Atrofia Muscular Espinhal (AME): Diagnóstico em Recém-Nascidos

UFMT/HUJM - Hospital Universitário Júlio Müller - Cuiabá (MT) — Prova 2020

Enunciado

Recém-nascida de termo, 15 dias, apresentando hipotonia. Há o relato de pouca movimentação durante a gestação. Os pais são consanguíneos. Ao exame, observa-se hipotonia generalizada (posição de rã), face expressiva, sucção débil, fasciculação de língua e reflexos tendinosos profundos abolidos. O diagnóstico que descreve a situação é:

Alternativas

  1. A) Distrofia Muscular Congênita.
  2. B) Atrofia muscular espinhal.
  3. C) Distrofia Miotônica.
  4. D) Glicogenose Tipo II (Doença de Pompe)..

Pérola Clínica

RN hipotônico + fasciculação língua + reflexos abolidos + consanguinidade = AME.

Resumo-Chave

A Atrofia Muscular Espinhal (AME) é uma doença neuromuscular genética que causa hipotonia grave em recém-nascidos e lactentes, caracterizada por fraqueza muscular progressiva, fasciculações de língua e arreflexia. A consanguinidade dos pais aumenta o risco de doenças autossômicas recessivas.

Contexto Educacional

A Atrofia Muscular Espinhal (AME) é um grupo de doenças neuromusculares genéticas progressivas que afetam os neurônios motores na medula espinhal, levando à fraqueza muscular e atrofia. É a principal causa genética de mortalidade infantil por doença neuromuscular. A compreensão de seus sinais clínicos e da base genética é crucial para o diagnóstico precoce e o manejo, especialmente com o advento de novas terapias. A AME tipo 1 (doença de Werdnig-Hoffmann), a forma mais grave e comum em recém-nascidos, manifesta-se nos primeiros meses de vida com hipotonia grave ("bebê flácido" ou "posição de rã"), fraqueza muscular generalizada, sucção e deglutição débeis, e dificuldade respiratória. Achados característicos incluem fasciculações da língua e arreflexia tendinosa profunda.
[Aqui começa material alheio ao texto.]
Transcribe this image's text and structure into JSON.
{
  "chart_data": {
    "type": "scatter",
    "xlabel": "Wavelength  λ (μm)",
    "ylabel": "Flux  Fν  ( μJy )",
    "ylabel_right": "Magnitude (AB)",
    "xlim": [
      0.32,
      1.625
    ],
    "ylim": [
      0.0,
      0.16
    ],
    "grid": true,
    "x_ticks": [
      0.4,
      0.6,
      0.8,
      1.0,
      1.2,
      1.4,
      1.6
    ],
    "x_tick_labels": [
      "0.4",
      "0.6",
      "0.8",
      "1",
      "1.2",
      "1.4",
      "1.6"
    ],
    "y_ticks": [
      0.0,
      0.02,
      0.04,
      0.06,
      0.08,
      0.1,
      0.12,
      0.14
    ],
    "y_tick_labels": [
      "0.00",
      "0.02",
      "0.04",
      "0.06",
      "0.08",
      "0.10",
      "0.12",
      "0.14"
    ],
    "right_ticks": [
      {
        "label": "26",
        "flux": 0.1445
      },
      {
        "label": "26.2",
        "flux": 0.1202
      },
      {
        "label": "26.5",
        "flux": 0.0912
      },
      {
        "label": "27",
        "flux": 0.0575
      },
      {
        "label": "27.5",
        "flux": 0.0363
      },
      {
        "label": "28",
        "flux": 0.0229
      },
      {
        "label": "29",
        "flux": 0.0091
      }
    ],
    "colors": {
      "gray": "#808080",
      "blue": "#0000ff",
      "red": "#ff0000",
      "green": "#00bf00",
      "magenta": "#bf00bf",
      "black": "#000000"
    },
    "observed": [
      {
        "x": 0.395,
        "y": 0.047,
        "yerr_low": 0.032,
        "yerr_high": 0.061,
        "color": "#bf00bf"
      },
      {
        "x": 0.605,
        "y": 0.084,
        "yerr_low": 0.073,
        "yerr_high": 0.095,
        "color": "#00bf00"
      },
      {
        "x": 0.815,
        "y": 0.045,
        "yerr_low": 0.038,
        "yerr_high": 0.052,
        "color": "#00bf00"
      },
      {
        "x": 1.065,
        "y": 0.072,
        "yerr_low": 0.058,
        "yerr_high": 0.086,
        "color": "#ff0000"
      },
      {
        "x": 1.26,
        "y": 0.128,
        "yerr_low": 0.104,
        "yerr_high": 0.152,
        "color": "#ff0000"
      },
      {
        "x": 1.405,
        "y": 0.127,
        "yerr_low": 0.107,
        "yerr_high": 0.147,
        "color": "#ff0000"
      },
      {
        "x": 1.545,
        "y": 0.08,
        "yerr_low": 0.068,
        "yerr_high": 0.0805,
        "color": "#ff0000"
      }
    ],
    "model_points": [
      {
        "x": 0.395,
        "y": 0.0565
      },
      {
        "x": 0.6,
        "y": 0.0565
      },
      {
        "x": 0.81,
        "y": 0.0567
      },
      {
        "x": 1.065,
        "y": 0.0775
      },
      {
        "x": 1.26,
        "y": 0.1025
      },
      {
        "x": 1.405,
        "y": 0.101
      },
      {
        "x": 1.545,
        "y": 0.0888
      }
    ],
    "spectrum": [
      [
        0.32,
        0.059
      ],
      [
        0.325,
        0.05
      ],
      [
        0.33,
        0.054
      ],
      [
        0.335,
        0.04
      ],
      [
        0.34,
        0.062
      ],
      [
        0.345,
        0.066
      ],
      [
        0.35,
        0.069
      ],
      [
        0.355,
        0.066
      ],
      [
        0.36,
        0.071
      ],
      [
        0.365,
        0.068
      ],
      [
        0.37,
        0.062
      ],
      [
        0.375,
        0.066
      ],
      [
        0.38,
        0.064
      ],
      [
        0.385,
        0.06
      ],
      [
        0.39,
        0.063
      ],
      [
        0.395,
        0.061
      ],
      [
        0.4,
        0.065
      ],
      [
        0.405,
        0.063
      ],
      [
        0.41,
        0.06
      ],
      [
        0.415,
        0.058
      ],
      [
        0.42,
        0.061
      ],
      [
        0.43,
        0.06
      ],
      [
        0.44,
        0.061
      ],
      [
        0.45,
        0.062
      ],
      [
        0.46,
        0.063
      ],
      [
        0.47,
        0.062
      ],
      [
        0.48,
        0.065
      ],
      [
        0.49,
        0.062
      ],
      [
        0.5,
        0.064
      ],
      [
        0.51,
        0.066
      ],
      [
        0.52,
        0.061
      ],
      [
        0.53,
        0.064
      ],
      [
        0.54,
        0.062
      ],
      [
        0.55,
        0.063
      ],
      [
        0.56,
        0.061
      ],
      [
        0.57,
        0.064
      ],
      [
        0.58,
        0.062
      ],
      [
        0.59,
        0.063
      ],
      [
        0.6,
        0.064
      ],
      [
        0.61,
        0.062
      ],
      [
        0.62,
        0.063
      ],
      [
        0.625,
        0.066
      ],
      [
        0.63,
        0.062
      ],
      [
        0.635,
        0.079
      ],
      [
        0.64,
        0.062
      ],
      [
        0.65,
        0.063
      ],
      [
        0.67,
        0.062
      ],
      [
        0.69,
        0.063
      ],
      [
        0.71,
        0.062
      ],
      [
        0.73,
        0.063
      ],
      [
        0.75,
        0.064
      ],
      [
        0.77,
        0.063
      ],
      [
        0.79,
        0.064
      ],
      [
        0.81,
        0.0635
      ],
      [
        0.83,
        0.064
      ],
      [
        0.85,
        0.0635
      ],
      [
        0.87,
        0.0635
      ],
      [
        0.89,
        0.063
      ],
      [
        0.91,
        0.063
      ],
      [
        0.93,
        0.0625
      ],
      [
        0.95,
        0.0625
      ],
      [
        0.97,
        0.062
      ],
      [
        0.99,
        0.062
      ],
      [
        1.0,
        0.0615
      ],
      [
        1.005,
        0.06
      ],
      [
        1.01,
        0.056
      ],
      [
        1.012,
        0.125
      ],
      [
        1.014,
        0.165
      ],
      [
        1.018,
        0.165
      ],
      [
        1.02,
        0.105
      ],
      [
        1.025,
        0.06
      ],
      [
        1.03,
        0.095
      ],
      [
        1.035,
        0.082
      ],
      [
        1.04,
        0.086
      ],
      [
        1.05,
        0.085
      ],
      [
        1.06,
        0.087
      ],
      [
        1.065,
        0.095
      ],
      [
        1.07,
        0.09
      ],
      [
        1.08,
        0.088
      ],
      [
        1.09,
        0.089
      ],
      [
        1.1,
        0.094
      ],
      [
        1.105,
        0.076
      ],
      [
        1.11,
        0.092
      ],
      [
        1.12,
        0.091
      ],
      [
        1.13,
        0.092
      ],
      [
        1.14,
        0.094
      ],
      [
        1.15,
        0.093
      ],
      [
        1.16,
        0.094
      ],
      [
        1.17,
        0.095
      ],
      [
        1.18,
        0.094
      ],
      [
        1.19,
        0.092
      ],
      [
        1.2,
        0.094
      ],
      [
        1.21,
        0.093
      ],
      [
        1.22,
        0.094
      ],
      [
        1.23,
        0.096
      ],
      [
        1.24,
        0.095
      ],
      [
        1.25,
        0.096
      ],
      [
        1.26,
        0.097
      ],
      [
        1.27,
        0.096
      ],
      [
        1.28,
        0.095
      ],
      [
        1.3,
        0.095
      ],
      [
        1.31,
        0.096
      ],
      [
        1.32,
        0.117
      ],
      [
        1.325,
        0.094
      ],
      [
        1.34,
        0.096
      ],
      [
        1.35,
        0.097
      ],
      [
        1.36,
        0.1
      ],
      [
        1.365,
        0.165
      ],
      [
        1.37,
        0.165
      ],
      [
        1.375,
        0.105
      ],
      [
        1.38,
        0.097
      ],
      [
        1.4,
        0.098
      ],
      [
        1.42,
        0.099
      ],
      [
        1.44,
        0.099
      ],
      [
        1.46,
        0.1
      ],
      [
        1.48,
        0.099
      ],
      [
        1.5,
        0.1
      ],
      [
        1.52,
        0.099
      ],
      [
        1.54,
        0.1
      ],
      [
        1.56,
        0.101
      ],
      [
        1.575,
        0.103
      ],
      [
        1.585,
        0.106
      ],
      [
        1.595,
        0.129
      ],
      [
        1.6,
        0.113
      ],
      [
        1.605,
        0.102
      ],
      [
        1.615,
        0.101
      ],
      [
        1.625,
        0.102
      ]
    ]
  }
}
A história de consanguinidade dos pais é um forte indicativo, pois a AME é uma doença autossômica recessiva, causada principalmente por deleções no gene SMN1. O diagnóstico é confirmado por teste genético que detecta a deleção ou mutação no gene SMN1. O tratamento tem evoluído rapidamente com terapias modificadoras da doença, como nusinersena, onasemnogene abeparvoveque e risdiplam, que visam aumentar a produção da proteína SMN. O manejo de suporte inclui fisioterapia, suporte nutricional e respiratório, sendo fundamental para melhorar a qualidade de vida e a sobrevida desses pacientes.

Perguntas Frequentes

Quais são os principais sinais clínicos da Atrofia Muscular Espinhal (AME) em recém-nascidos?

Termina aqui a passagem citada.